Jess Pilegaard, Faculty Director at the Faculty of Health and Medical Sciences
Several students have been concerned, and the situation has been discussed in open Facebook groups for students throughout the day. We have talked to several students who wonder why it has taken more than seven hours before an announcement is made. They have been in classes on campus and have been working in hospitals with people who are now in quarantine – what has happened during the course of those seven hours?
»You’ll probably have to talk to the Danish Agency for Patient Safety about this. I imagine they have tried to identify who is involved, the scope of it, where the person was, when the person was tested, when they went home – all of the information that is needed. If you do not have a full picture of what the actual process has been, and what the infection risk is, it is difficult to communicate in a sensible way.«
The students have written on several Facebook groups to many thousands of medical students, that a corona-infected individual was at the Friday bar and that they are awaiting further information.
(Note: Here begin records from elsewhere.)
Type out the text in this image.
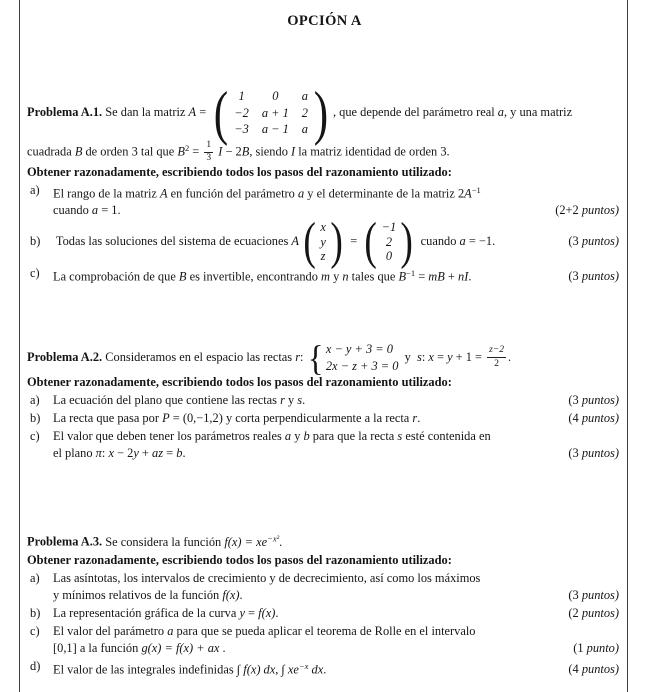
OPCIÓN A
Problema A.1. Se dan la matriz A = ( 1 0 a
−2 a + 1 2
−3 a − 1 a ) , que depende del parámetro real a, y una matriz
cuadrada B de orden 3 tal que $B^2 = \frac{1}{3}$ I − 2B, siendo I la matriz identidad de orden 3.
Obtener razonadamente, escribiendo todos los pasos del razonamiento utilizado:
a)	El rango de la matriz A en función del parámetro a y el determinante de la matriz $2A^{-1}$
cuando a = 1.	(2+2 puntos)
b)	Todas las soluciones del sistema de ecuaciones A ( x
y
z ) = ( −1
2
0 ) cuando a = −1.	(3 puntos)
c)	La comprobación de que B es invertible, encontrando m y n tales que $B^{-1}$ = mB + nI.	(3 puntos)
Problema A.2. Consideramos en el espacio las rectas r: { x − y + 3 = 0
2x − z + 3 = 0
y  s: $x = y + 1 = \frac{z-2}{2}$ .
Obtener razonadamente, escribiendo todos los pasos del razonamiento utilizado:
a)	La ecuación del plano que contiene las rectas r y s.	(3 puntos)
b)	La recta que pasa por P = (0,−1,2) y corta perpendicularmente a la recta r.	(4 puntos)
c)	El valor que deben tener los parámetros reales a y b para que la recta s esté contenida en
el plano π: x − 2y + az = b.	(3 puntos)
Problema A.3. Se considera la función $f(x) = xe^{-x^2}$.
Obtener razonadamente, escribiendo todos los pasos del razonamiento utilizado:
a)	Las asíntotas, los intervalos de crecimiento y de decrecimiento, así como los máximos
y mínimos relativos de la función f(x).	(3 puntos)
b)	La representación gráfica de la curva y = f(x).	(2 puntos)
c)	El valor del parámetro a para que se pueda aplicar el teorema de Rolle en el intervalo
[0,1] a la función g(x) = f(x) + ax .	(1 punto)
d)	El valor de las integrales indefinidas ∫ f(x) dx, ∫ $xe^{-x}$ dx.	(4 puntos)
Should the university not have said, as a precaution: ‘To you that were at the Friday bar at this time, you should start by going home and then we will see what happens.’ Is it responsible to have people walking around campus and working in hospitals for seven hours while [the university administration,ed.] knows about it?
»We have to have some basis for what we know if we are to decide what can be communicated. The communication you could release on that basis would be very limited. We needed clarity about what actually happened. And it is the Danish Agency for Patient Safety that is tasked with this basic appraisal.«
We have been told we need to be extremely prudent. And medical students are also considered part of emergency preparations. Now there may be 600 people who have been through the club last Friday, there are several thousand people who have since then been in contact with the potentially infected people. Should you have been more cautious due to the fact that it is medical students, and that you actually know that there has been a corona infected person at the Friday bar? Did you wait for too long?
»I just can’t say. I do not know enough about the process, and the way the Danish Agency for Patient Safety has made their appraisal, to be able to say whether it would have been reasonable to, from an abundance of caution, state something earlier. I trust that they know what they are doing and that they are taking this very seriously.«
»I can only emphasise to you that we are in daily contact with the other health science faculties in Denmark, with the Danish regional authorities, and with the University of Copenhagen’s central administration about what we should do in a given situation,« says Jess Pilegaard, who subsequently elaborates in an e-mail:
»I can see that it might look like administrative dithering. But believe me, we are all working hard to strike a balance between due diligence and the risk of setting off undue panic. As soon as the Danish Agency for Patient Safety sent out a press release at just over 16:00, we could inform on all the university channels.«
The University Post has been in contact with, and is trying to get a comment from the Danish Agency for Patient Safety. The article will be updated, if they respond to our enquiries. Since publication of this story, The University of Copenhagen has been temporarily shut down along with the rest of the Danish universities.